O XI Janeiro de Grandes Espetáculos incluiu em sua programação dois espetáculos do projeto baiano de incentivo à dança contemporânea, Ateliê de Coreógrafos (Ano III): Vermelho, de Saulo Uchôa (PE) e Samba do Crioulo Doido, de Luiz de Abreu (SP). Assistir a essas duas criações representou uma oportunidade interessante: traçar paralelos com produções anteriores dos dois coreógrafos, também já vistas na cidade, e avaliar se a estrutura oferecida pelo Ateliê de Coreógrafos garante um resultado satisfatório.

Mais do que em Silêncio, na composição de Vermelho a plasticidade constitui uma prioridade para Saulo Uchôa, em detrimento da coerência entre argumentos e signos e da pesquisa de movimentos. A água da larga e rasa piscina em que os bailarinos dançam não se estabelece nem como símbolo, nem como fator instigador de outras possibilidades de criação coreográfica.
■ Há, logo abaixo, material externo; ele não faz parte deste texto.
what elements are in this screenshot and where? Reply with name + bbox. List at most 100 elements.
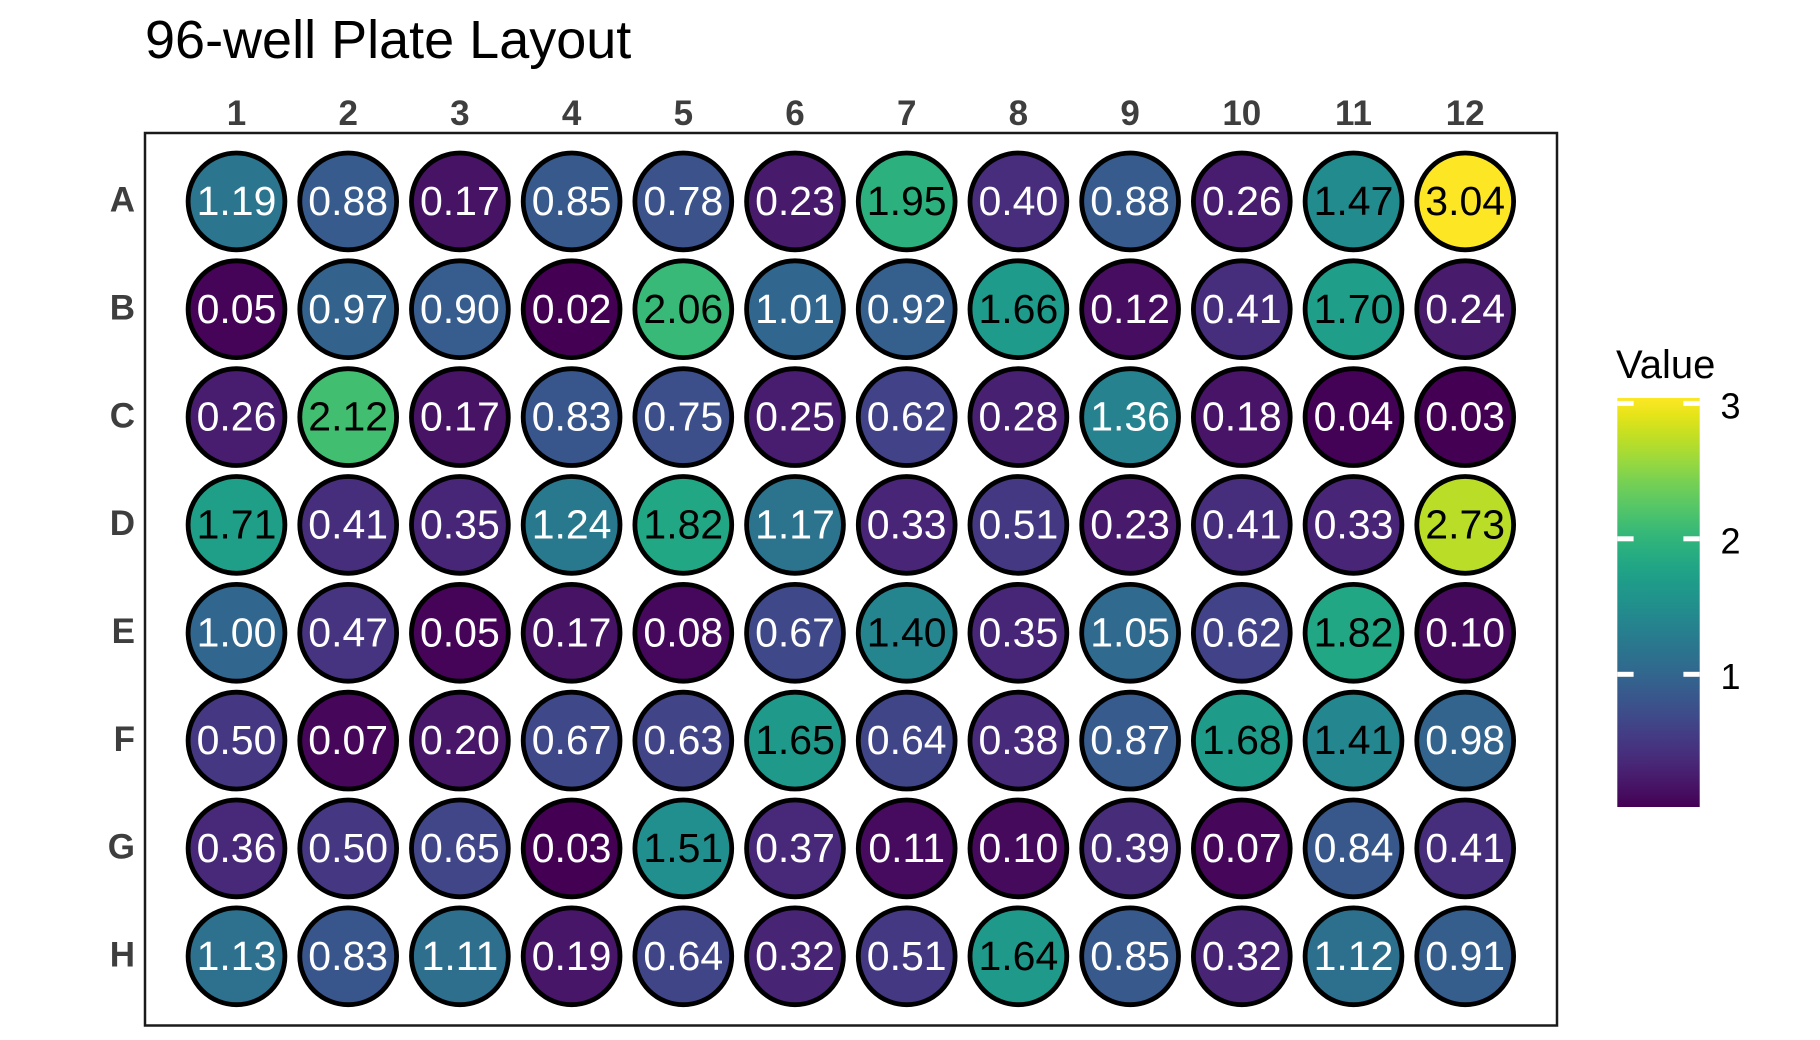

O figurino também pouco se integra à dramaticidade expressionistas das coreografias.

Em Silêncio e Vermelho, a movimentação aponta para diversas influências: das performances às atuais questões sobre o corpo; mais ainda da dança moderna e das criações da Compassos Cia. de Danças, em que Saulo teve formação como bailarino. Mas o espetáculo mais antigo, apresenta experimentações mais genuínas.

Embora homônimo e tratando das mesmas questões (com nuanças), o Samba do Crioulo Doido montado por Luiz de Abreu através do Ateliê de Coreógrafos tem resultado estético incomparavelmente inferior àquele que lhe deu origem: o solo deste criador-intérprete, trazido pelo IX Festival de Dança do Recife em 2004. Há pelo menos dois motivos para isso. Em primeiro lugar, a presença cênica altamente expressiva de Luiz de Abreu não conseguiu ter sua força transferida para os dez bailarinos pelos quais ele se distribuiu (ou se dispersou). Além disso, as sutilezas no tratamento das várias questões de identidade-gênero, nacionalidade, classe-abordadas pelo solo, se perderam na versão em grupo.

O contraste entre o painel com bandeiras do Brasil em série e a figura andrógina de um único negro,com seu samba fragmentado, era bastante eficaz para por em dúvida os clichês de uma suposta identidade nacional em mostra que esta não passa de uma estrutura de poder e um sistema através do qual somos representados. O número de dez bailarinos certamente redimensiona essa discussão. Porém deixa vazios que dão margem para interpretarmos que a opção foi tratar da negritude como algo homogêneo e não diverso, como de fato é.

Roberta Ramos é doutoranda em Teoria da Literatura pela UFPE e pesquisadora do Projeto Acervo RecorDança.